I've had this female friend for the past 2+ years. We've known each other for the past 5 years. She contacted me out of the blue looking for advice about her boyfriend (now ex) 2 years ago when we first started becoming friends. She never really took my advice. Anyways, they broke up about 9 months ago. She started to grow on me a lot long before this but I wasn't going to act on it. Just a side note, she used to always tell me that her other friends weren't really good friends at all so she could never "talk" to them or trust them for that matter. Anyways, her older cousin finally talked to her and got some sense into her head and she finally moved on from this ex...even though I gave her the same advice. Fast forward to the end of May. She was telling me about this guy she likes who lives 700 miles away. Then randomly, she told me she also had a crush on me. At first I was shocked, then really excited, and then 2 weeks later I told her I don't want to just be an option because it's just too hard. Anyways, our friendship took a huge blow. I mended things when I said let's forget any of that even happened, but it was hard for me to turn my feelings off just like that. It didn't feel like we were back to our old friendship either.
She left for another country for the summer break to be with her relatives. A week before she left we were at a concert and she was making out with a random dude. I got really jealous. Her Twitter was blowing up from her horrible friends she always told me about saying, "yay you're finally a sl*t, get it in!" and telling her to hook up with more guys and garbage like that. The reason I liked her so much as a friend (and more) was because she was the exact opposite of this. She had good morals and a strong head on her shoulders. She didn't even care that she hurt my feelings until 4-5 days later when she finally apologized. She always said she didn't want to kiss just anyone and that she was waiting for the right person etc etc and I loved that about her. Well now she talks to these other friends all the time, referring to them as best friends, and I feel like I don't even matter that much. They are horrible examples and I know it. I get so down knowing that she's changed in a matter of weeks. It's like she's trying to please these friends for no reason. It gets me so upset and it feels even worse that there's nothing I can do about it. I tried talking to her about it but it seems like she's built up a wall against me. She doesn't talk to me like she did before she moved me out of the friend-zone and forced me back into it. I guess these "other friends" have replaced me. She left the country 3 weeks ago for 2 months and the Friday after she left she was able to get on Skype...we were talking and all of a sudden she ignores me for 30 minutes. I looked at her Twitter and it said, "yay finally skyping with ******(bad influence friend)!" So I just signed off. That's the last time we talked.
I haven't talked to her in more than a month now and she randomly liked a picture I put on Instagram. I tried not to over think it but right after I posted a picture she posted a picture that she labeled, "Cousin playing with my Ted" (the teddy bear I got her before she left). I guess nice guys really do finish last and on top of it, I lose a great “post-May” friend.

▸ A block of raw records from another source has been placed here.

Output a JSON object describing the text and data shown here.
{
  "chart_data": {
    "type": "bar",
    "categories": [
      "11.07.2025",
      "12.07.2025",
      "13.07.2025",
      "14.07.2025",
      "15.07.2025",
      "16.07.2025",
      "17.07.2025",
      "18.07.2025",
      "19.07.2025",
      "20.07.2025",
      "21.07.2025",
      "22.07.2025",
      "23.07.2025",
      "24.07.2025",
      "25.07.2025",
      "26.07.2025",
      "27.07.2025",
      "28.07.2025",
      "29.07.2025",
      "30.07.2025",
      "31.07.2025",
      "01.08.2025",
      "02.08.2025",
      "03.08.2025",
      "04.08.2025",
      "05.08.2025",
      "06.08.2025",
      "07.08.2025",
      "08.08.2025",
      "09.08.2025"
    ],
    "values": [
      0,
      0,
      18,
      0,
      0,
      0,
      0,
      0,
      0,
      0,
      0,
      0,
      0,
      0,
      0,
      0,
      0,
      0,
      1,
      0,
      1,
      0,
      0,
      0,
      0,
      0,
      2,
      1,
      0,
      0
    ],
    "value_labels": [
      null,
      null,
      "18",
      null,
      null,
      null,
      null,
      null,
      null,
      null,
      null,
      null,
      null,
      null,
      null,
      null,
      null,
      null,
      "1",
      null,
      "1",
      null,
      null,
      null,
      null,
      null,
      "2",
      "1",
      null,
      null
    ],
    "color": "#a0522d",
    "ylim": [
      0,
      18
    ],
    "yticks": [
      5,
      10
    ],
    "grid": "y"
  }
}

It was now about 2 months since we last talked and I wrote her a letter last week. All I did was basically thank her for her friendship, as it meant a lot to me. She wrote back a few days later telling me I'm a great person, how she wants the best things in life for me, and that she wishes me to be happy. She also said she's just at a confusing point in her life right now. In which I replied, thanks, best of luck with everything.

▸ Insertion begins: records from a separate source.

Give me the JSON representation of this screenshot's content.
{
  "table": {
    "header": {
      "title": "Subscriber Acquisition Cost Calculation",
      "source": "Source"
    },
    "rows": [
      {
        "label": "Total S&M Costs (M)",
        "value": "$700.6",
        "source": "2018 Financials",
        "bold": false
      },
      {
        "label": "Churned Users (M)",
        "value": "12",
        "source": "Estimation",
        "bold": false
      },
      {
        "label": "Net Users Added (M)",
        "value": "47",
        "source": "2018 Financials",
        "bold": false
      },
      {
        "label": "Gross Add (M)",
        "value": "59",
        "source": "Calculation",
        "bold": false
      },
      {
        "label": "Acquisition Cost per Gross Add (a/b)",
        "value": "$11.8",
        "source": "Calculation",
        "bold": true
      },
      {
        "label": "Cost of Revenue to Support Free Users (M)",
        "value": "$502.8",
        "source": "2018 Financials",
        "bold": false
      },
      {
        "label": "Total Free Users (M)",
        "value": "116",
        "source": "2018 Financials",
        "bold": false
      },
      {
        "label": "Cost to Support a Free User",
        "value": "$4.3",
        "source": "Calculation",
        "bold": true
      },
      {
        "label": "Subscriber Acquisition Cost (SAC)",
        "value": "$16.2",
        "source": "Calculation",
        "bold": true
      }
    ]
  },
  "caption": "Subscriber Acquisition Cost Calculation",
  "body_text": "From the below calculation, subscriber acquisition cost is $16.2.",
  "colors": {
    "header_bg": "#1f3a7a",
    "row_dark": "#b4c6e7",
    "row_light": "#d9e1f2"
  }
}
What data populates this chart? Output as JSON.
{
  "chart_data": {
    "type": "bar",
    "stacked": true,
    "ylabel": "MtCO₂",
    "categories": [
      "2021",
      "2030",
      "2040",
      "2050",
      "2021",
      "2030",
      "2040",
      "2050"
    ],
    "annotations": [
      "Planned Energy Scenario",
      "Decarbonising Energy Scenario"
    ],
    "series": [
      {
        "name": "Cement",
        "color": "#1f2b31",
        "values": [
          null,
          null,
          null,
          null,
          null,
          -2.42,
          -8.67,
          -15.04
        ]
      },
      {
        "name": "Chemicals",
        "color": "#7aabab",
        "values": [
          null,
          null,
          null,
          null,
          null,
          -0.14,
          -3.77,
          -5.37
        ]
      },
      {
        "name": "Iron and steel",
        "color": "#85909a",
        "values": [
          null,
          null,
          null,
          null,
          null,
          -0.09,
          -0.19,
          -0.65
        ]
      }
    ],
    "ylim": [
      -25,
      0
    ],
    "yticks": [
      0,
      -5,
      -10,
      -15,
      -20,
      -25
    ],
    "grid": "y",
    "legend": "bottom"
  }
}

Okay, so why does that mean ignore me for 2 months? I never did anything mean to her, I was there for her when she needed someone the most. Now here I am, without one of the greatest people in my life anymore. Why is it that I lose out? I've deleted her from Skype/FB/Twitter/Instagram to help me move on. The only way she can now contact me is through email or text/call. I have a bad feeling she never will. The worst part is, I can't stop thinking about her and the great times we had and why this happened. It's literally making me go crazy. She used to be such a genuine person and this whole thing is making me so depressed. Was it something I did? Was it something I didn't do? I hate this empty feeling. I'm really beat up from this.